Animal models and human neuroimaging studies have shown that tinnitus is generated through pathologically altered spontaneous activity of neurons in the central auditory system. Sensorineural hearing loss has been identified as an important trigger for the development of these aberrant patterns of neuronal activity, but the functional mechanisms that underlie this process have not yet been pinpointed. Using computational models, we have investigated which neuronal plasticity mechanisms could account for the development of neuronal correlates of tinnitus after hearing loss. We could show that a model based on the principle of activity stabilization through homeostatic plasticity can explain the development of neuronal hyperactivity as observed in animal studies. Moreover, the model’s predictions of tinnitus frequencies from the audiograms of patients with noise-induced hearing loss and tonal tinnitus are close to the observed tinnitus pitch.

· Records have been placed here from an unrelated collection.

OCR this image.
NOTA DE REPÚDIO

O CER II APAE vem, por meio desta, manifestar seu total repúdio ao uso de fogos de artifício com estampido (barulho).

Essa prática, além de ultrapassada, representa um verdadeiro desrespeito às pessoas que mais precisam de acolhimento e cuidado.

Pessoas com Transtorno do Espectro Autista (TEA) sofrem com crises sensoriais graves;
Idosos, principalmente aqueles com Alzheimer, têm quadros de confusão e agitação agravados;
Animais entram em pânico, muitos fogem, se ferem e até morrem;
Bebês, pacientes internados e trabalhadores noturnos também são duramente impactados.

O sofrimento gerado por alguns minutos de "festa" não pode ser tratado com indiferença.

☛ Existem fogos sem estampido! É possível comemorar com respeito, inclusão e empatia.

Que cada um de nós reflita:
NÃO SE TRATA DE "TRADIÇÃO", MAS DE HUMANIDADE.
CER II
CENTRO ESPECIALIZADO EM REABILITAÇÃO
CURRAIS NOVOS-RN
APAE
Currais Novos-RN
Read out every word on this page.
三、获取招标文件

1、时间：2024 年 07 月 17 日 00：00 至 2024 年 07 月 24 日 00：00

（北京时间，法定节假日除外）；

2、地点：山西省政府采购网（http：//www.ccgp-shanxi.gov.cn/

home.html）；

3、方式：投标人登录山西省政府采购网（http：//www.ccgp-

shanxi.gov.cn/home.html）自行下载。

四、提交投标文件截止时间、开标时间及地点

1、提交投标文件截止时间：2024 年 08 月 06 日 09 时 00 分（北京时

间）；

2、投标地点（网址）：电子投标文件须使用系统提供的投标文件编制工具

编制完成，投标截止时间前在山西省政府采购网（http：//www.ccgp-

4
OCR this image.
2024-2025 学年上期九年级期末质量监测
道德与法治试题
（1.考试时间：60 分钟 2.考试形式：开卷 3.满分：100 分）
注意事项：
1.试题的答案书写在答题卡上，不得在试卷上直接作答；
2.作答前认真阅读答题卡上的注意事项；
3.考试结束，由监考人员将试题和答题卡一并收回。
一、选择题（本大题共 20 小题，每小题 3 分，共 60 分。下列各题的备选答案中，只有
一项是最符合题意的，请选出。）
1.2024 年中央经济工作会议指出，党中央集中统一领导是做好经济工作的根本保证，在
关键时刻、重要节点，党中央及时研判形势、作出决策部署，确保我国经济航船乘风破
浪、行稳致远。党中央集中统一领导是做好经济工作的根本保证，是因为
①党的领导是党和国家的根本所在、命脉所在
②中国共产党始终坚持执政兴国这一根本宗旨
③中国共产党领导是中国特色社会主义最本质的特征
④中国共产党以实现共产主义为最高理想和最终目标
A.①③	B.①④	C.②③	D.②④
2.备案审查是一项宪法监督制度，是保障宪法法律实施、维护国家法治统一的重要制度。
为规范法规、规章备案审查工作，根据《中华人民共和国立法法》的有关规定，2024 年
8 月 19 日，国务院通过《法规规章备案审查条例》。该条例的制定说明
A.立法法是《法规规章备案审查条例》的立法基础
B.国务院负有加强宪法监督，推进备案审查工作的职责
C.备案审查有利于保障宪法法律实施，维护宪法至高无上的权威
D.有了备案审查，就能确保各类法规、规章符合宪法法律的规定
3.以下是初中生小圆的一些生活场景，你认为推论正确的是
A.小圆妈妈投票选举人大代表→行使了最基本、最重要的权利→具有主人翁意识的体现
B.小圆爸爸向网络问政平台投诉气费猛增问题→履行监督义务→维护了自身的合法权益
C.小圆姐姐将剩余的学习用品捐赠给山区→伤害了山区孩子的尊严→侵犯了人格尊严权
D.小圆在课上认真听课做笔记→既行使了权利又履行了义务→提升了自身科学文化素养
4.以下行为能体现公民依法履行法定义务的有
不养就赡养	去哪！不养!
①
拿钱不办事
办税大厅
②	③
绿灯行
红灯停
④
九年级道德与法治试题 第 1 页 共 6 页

The model thus proposes a specific mechanism for how plasticity in the central auditory system could lead to the development of tinnitus after cochlear damage. The model also predicts that central auditory structures may show increased response gain, which could explain why tinnitus and hyperacusis often occur together. Moreover, the homeostasis model is consistent with recent experimental findings from tinnitus patients with normal audiograms, and it explains why auditory deprivation through an earplug can lead to the occurrence of phantom sounds.